Happy Birthday Delmonico’s!

's 44th St. and 5th Ave. N.Y., 1898
‘s 44th St. and 5th Ave. N.Y., 1898

Delmonico’s turned 180 years old this week, and its current incarnation turned up and turned out in style to celebrate the amazing milestone with Gilded Age celebrities, costumes, and food.

Granted, one hundred and eighty years means that despite the grand restaurant being synonymous with the Gilded Age, it was founded well before the robber barons and Astors and Vanderbilts turned Fifth Avenue into a rich man’s playground. It was in 1837, to be exact, that the Delmonico brothers–John and Pietro–emigrated to American and opened a pastry shop in the business district of New York. They quickly prospered, with merchants, bankers, and the like addicted to the deliciously light and airy French pastries and hot coffee that was then a novelty to many Americans. The brothers were frugal, yet visionary, and when they accumulated enough business, they opened a restaurant next door to the pastry shop–Delmonico’s.

The lavish French and Italian dishes produced from Delmonico’s kitchens matched the zeitgeist of the proto-Gilded Age of the 1840s and 1850s, where the Erie Canal and railroads created a cohort of men who were millionaires one day and paupers the next. New York’s increasing prominence as the hub of American culture and high life also helped the prominence of Delmonico’s, since visiting European entertainers, artists, writers, and royals gravitated towards finely-cooked meals that reminded them of the best restaurants across the Atlantic.

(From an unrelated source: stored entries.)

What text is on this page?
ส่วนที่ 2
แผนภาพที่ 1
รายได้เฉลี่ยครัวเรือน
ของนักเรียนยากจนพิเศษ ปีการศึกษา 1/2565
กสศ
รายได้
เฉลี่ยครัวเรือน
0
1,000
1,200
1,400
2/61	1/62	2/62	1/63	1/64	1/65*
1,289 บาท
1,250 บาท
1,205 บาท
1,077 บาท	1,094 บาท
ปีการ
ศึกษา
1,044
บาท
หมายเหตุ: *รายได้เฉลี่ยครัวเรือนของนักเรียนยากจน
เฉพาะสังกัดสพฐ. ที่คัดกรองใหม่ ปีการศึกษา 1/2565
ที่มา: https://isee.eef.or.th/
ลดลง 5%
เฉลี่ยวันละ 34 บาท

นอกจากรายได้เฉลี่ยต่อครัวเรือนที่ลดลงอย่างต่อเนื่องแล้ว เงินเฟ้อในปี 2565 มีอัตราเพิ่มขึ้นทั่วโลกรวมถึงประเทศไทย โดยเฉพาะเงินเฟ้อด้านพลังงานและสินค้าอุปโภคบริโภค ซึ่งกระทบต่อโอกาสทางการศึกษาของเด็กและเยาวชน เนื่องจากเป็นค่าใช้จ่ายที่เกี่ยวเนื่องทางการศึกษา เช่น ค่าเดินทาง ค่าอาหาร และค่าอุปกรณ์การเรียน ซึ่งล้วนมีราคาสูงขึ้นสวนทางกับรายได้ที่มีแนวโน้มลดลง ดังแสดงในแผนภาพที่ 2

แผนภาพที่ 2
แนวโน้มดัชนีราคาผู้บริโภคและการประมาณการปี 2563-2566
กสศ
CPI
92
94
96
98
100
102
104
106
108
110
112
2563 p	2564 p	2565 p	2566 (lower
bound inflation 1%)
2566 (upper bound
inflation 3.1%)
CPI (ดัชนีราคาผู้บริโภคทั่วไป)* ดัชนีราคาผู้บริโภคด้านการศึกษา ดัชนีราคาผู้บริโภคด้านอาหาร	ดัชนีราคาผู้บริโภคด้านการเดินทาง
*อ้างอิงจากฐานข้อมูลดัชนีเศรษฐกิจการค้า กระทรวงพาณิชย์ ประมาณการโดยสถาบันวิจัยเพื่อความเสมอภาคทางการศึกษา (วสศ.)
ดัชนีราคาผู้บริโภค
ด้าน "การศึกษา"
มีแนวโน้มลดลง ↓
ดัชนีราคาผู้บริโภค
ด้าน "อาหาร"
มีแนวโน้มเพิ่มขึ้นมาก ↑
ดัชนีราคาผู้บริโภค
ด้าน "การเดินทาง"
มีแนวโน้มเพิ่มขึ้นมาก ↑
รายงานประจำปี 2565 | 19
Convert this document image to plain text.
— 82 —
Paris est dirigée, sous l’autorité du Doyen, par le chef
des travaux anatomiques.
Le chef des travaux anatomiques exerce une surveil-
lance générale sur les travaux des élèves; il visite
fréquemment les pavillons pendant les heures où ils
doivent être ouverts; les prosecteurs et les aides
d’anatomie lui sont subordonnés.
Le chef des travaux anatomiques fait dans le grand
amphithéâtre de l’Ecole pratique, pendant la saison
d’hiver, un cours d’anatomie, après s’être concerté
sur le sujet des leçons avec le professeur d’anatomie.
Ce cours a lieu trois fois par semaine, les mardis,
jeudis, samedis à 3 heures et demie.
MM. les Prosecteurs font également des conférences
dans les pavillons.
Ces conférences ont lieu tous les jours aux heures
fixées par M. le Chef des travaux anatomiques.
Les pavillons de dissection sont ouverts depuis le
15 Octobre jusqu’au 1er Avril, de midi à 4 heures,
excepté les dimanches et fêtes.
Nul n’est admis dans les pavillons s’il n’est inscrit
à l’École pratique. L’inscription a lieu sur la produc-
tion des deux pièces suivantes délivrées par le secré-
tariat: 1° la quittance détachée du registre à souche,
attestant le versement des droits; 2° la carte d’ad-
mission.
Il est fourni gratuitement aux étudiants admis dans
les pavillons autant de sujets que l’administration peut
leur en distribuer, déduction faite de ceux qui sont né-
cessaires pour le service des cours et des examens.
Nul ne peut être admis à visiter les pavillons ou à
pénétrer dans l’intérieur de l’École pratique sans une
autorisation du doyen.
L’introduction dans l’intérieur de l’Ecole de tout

Delmonico’s entered its iconic stage in the 1860s, when nephew Lorenzo Delmonico took the reins and the famed chef Charles Ranhofer entered its kitchens. Throughout the Gilded Age, there were actually multiple Delmonico’s locations across Manhattan, though the flagship location, so to speak, was located in a luxurious building at Fifth Avenue and 26th Street from 1876-1899. As early as the 1850s, Delmonico’s was the preferred site for high society gatherings, from suppers to cotillions. Though the brownstones of Old New York’s Knickerbockers were obviously too small to accommodate large parties, the practice of relatively public events held at Delmonico’s (or its rival, Sherry’s) was retained even after wealthy New Yorkers migrated up Fifth Avenue from Washington Square, where they built astonishing mansions. The reason for this: Ward McAllister, the social arbiter and the Mrs. Astor’s right hand man until his fall from grace in the early 1890s.

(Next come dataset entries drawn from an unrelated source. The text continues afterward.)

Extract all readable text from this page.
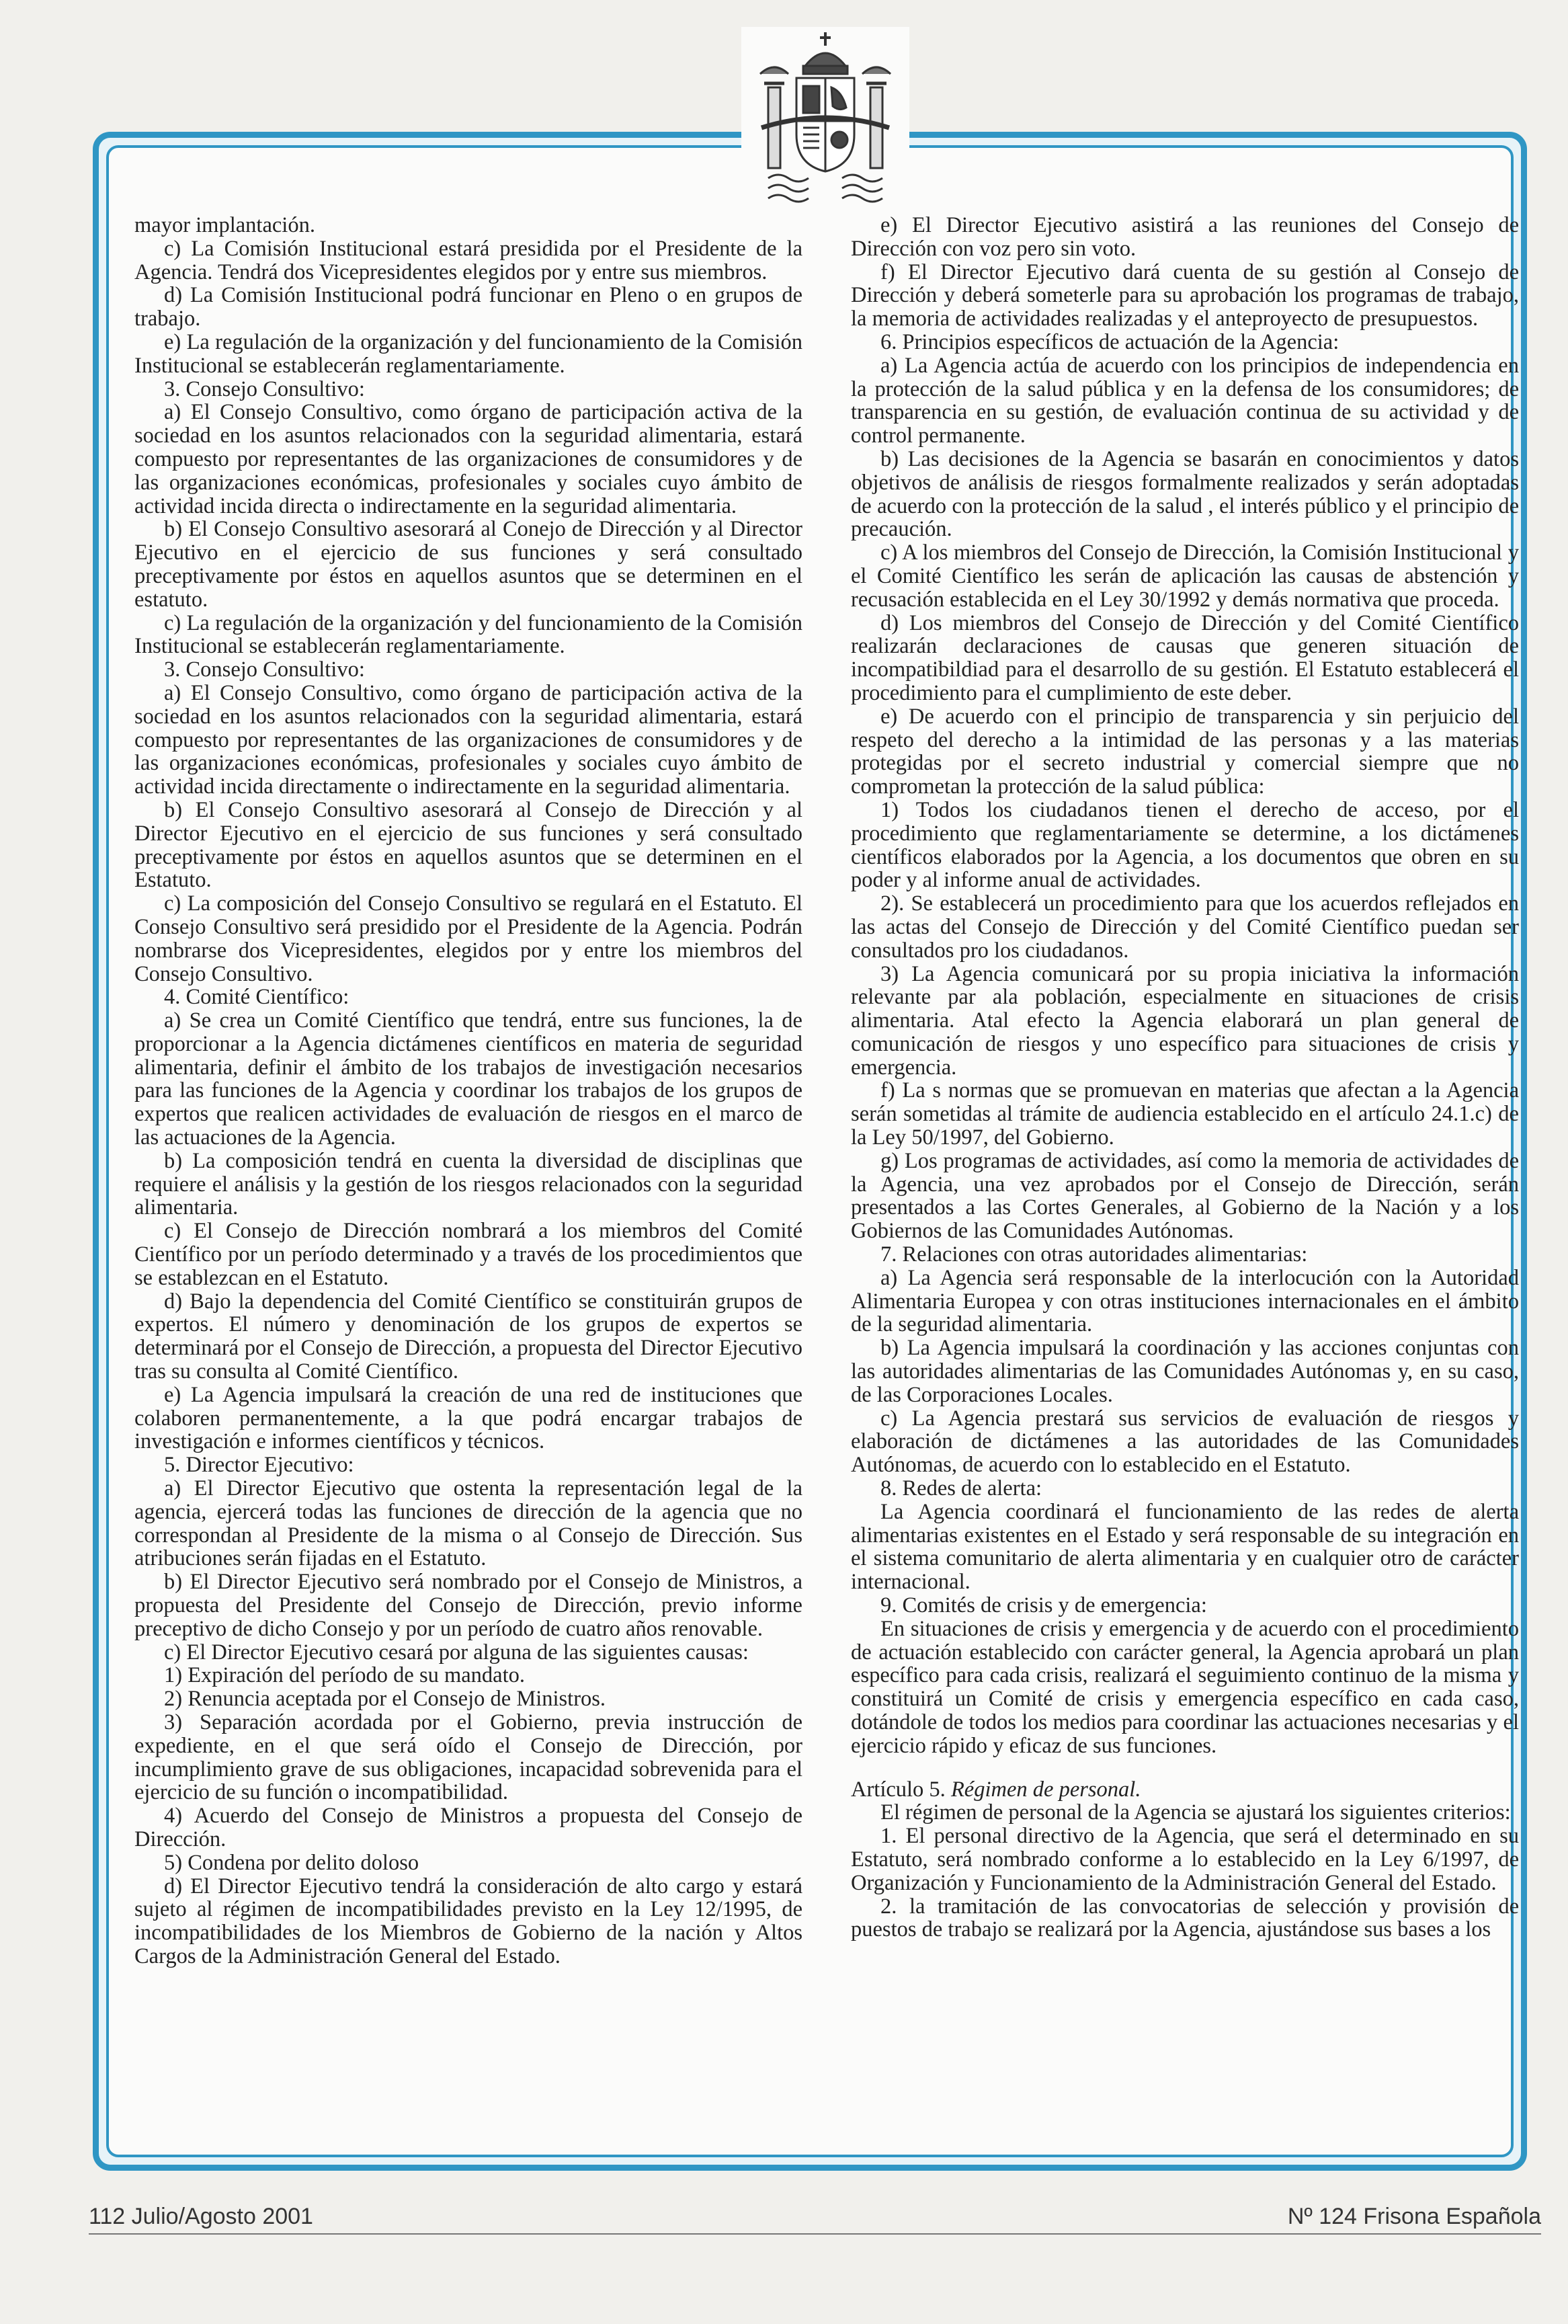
mayor implantación.

c) La Comisión Institucional estará presidida por el Presidente de la Agencia. Tendrá dos Vicepresidentes elegidos por y entre sus miembros.

d) La Comisión Institucional podrá funcionar en Pleno o en grupos de trabajo.

e) La regulación de la organización y del funcionamiento de la Comisión Institucional se establecerán reglamentariamente.

3. Consejo Consultivo:

a) El Consejo Consultivo, como órgano de participación activa de la sociedad en los asuntos relacionados con la seguridad alimentaria, estará compuesto por representantes de las organizaciones de consumidores y de las organizaciones económicas, profesionales y sociales cuyo ámbito de actividad incida directa o indirectamente en la seguridad alimentaria.

b) El Consejo Consultivo asesorará al Conejo de Dirección y al Director Ejecutivo en el ejercicio de sus funciones y será consultado preceptivamente por éstos en aquellos asuntos que se determinen en el estatuto.

c) La regulación de la organización y del funcionamiento de la Comisión Institucional se establecerán reglamentariamente.

3. Consejo Consultivo:

a) El Consejo Consultivo, como órgano de participación activa de la sociedad en los asuntos relacionados con la seguridad alimentaria, estará compuesto por representantes de las organizaciones de consumidores y de las organizaciones económicas, profesionales y sociales cuyo ámbito de actividad incida directamente o indirectamente en la seguridad alimentaria.

b) El Consejo Consultivo asesorará al Consejo de Dirección y al Director Ejecutivo en el ejercicio de sus funciones y será consultado preceptivamente por éstos en aquellos asuntos que se determinen en el Estatuto.

c) La composición del Consejo Consultivo se regulará en el Estatuto. El Consejo Consultivo será presidido por el Presidente de la Agencia. Podrán nombrarse dos Vicepresidentes, elegidos por y entre los miembros del Consejo Consultivo.

4. Comité Científico:

a) Se crea un Comité Científico que tendrá, entre sus funciones, la de proporcionar a la Agencia dictámenes científicos en materia de seguridad alimentaria, definir el ámbito de los trabajos de investigación necesarios para las funciones de la Agencia y coordinar los trabajos de los grupos de expertos que realicen actividades de evaluación de riesgos en el marco de las actuaciones de la Agencia.

b) La composición tendrá en cuenta la diversidad de disciplinas que requiere el análisis y la gestión de los riesgos relacionados con la seguridad alimentaria.

c) El Consejo de Dirección nombrará a los miembros del Comité Científico por un período determinado y a través de los procedimientos que se establezcan en el Estatuto.

d) Bajo la dependencia del Comité Científico se constituirán grupos de expertos. El número y denominación de los grupos de expertos se determinará por el Consejo de Dirección, a propuesta del Director Ejecutivo tras su consulta al Comité Científico.

e) La Agencia impulsará la creación de una red de instituciones que colaboren permanentemente, a la que podrá encargar trabajos de investigación e informes científicos y técnicos.

5. Director Ejecutivo:

a) El Director Ejecutivo que ostenta la representación legal de la agencia, ejercerá todas las funciones de dirección de la agencia que no correspondan al Presidente de la misma o al Consejo de Dirección. Sus atribuciones serán fijadas en el Estatuto.

b) El Director Ejecutivo será nombrado por el Consejo de Ministros, a propuesta del Presidente del Consejo de Dirección, previo informe preceptivo de dicho Consejo y por un período de cuatro años renovable.

c) El Director Ejecutivo cesará por alguna de las siguientes causas:

1) Expiración del período de su mandato.

2) Renuncia aceptada por el Consejo de Ministros.

3) Separación acordada por el Gobierno, previa instrucción de expediente, en el que será oído el Consejo de Dirección, por incumplimiento grave de sus obligaciones, incapacidad sobrevenida para el ejercicio de su función o incompatibilidad.

4) Acuerdo del Consejo de Ministros a propuesta del Consejo de Dirección.

5) Condena por delito doloso

d) El Director Ejecutivo tendrá la consideración de alto cargo y estará sujeto al régimen de incompatibilidades previsto en la Ley 12/1995, de incompatibilidades de los Miembros de Gobierno de la nación y Altos Cargos de la Administración General del Estado.

e) El Director Ejecutivo asistirá a las reuniones del Consejo de Dirección con voz pero sin voto.

f) El Director Ejecutivo dará cuenta de su gestión al Consejo de Dirección y deberá someterle para su aprobación los programas de trabajo, la memoria de actividades realizadas y el anteproyecto de presupuestos.

6. Principios específicos de actuación de la Agencia:

a) La Agencia actúa de acuerdo con los principios de independencia en la protección de la salud pública y en la defensa de los consumidores; de transparencia en su gestión, de evaluación continua de su actividad y de control permanente.

b) Las decisiones de la Agencia se basarán en conocimientos y datos objetivos de análisis de riesgos formalmente realizados y serán adoptadas de acuerdo con la protección de la salud , el interés público y el principio de precaución.

c) A los miembros del Consejo de Dirección, la Comisión Institucional y el Comité Científico les serán de aplicación las causas de abstención y recusación establecida en el Ley 30/1992 y demás normativa que proceda.

d) Los miembros del Consejo de Dirección y del Comité Científico realizarán declaraciones de causas que generen situación de incompatibildiad para el desarrollo de su gestión. El Estatuto establecerá el procedimiento para el cumplimiento de este deber.

e) De acuerdo con el principio de transparencia y sin perjuicio del respeto del derecho a la intimidad de las personas y a las materias protegidas por el secreto industrial y comercial siempre que no comprometan la protección de la salud pública:

1) Todos los ciudadanos tienen el derecho de acceso, por el procedimiento que reglamentariamente se determine, a los dictámenes científicos elaborados por la Agencia, a los documentos que obren en su poder y al informe anual de actividades.

2). Se establecerá un procedimiento para que los acuerdos reflejados en las actas del Consejo de Dirección y del Comité Científico puedan ser consultados pro los ciudadanos.

3) La Agencia comunicará por su propia iniciativa la información relevante par ala población, especialmente en situaciones de crisis alimentaria. Atal efecto la Agencia elaborará un plan general de comunicación de riesgos y uno específico para situaciones de crisis y emergencia.

f) La s normas que se promuevan en materias que afectan a la Agencia serán sometidas al trámite de audiencia establecido en el artículo 24.1.c) de la Ley 50/1997, del Gobierno.

g) Los programas de actividades, así como la memoria de actividades de la Agencia, una vez aprobados por el Consejo de Dirección, serán presentados a las Cortes Generales, al Gobierno de la Nación y a los Gobiernos de las Comunidades Autónomas.

7. Relaciones con otras autoridades alimentarias:

a) La Agencia será responsable de la interlocución con la Autoridad Alimentaria Europea y con otras instituciones internacionales en el ámbito de la seguridad alimentaria.

b) La Agencia impulsará la coordinación y las acciones conjuntas con las autoridades alimentarias de las Comunidades Autónomas y, en su caso, de las Corporaciones Locales.

c) La Agencia prestará sus servicios de evaluación de riesgos y elaboración de dictámenes a las autoridades de las Comunidades Autónomas, de acuerdo con lo establecido en el Estatuto.

8. Redes de alerta:

La Agencia coordinará el funcionamiento de las redes de alerta alimentarias existentes en el Estado y será responsable de su integración en el sistema comunitario de alerta alimentaria y en cualquier otro de carácter internacional.

9. Comités de crisis y de emergencia:

En situaciones de crisis y emergencia y de acuerdo con el procedimiento de actuación establecido con carácter general, la Agencia aprobará un plan específico para cada crisis, realizará el seguimiento continuo de la misma y constituirá un Comité de crisis y emergencia específico en cada caso, dotándole de todos los medios para coordinar las actuaciones necesarias y el ejercicio rápido y eficaz de sus funciones.

Artículo 5. Régimen de personal.

El régimen de personal de la Agencia se ajustará los siguientes criterios:

1. El personal directivo de la Agencia, que será el determinado en su Estatuto, será nombrado conforme a lo establecido en la Ley 6/1997, de Organización y Funcionamiento de la Administración General del Estado.

2. la tramitación de las convocatorias de selección y provisión de puestos de trabajo se realizará por la Agencia, ajustándose sus bases a los

112 Julio/Agosto 2001	Nº 124 Frisona Española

Delmonico’s under the approval of McAllister, the management of Lorenzo’s nephew Charles (Lorenzo died in 1881) and later Charles’s nephew Charles “Young Charley” Delmonico, and the chef’s knife of Ranhofer, reached it epoch. The 1880s and 1890s saw Delmonico’s as the site of many of the Gilded Age’s most infamous dinners, where multimillionaires splashed out thousands of dollars for the finest food and wine, the best cutlery, and the most luxurious of decor.

This was also the period in which the most famous Gilded Age dish, Lobster à la Newburg was invented by Ranhofer. The recipe originated from a sea captain named Ben Wenburg, but when he had a falling out with Ranhofer, the Delmonico’s chef merely replicated the dish with his own tweaks–including inverting its originator’s name!

The battle of the restaurant of the Four Hundred was waged in the 1890s, when Louis Sherry opened his eponymous restaurant and specialized in the types of treats and decor that appealed to the ladies of the Four Hundred. Sherry’s was also larger than Delmonico’s, which attracted the growing number of diners annoyed by the long wait-times to get into “Del.” Young Charley responded by closing the location at 26th Street and building a larger restaurant at 44th Street in 1897–though, by this time, competition for the patronage of the wealthy and famous was stiff, with the Waldorf-Astoria opening its doors that same year, and popular night spots known as “lobster palaces” siphoned the more raffish crowd. Nevertheless, if a member of high society or a politician wished to host a stately dinner, Delmonico’s was the only proper place to do it.

Most of Gilded Age New York’s popular restaurants fell afoul of Prohibition, but as seen with the 180th birthday celebration, the spirit of Delmonico’s continues to live on!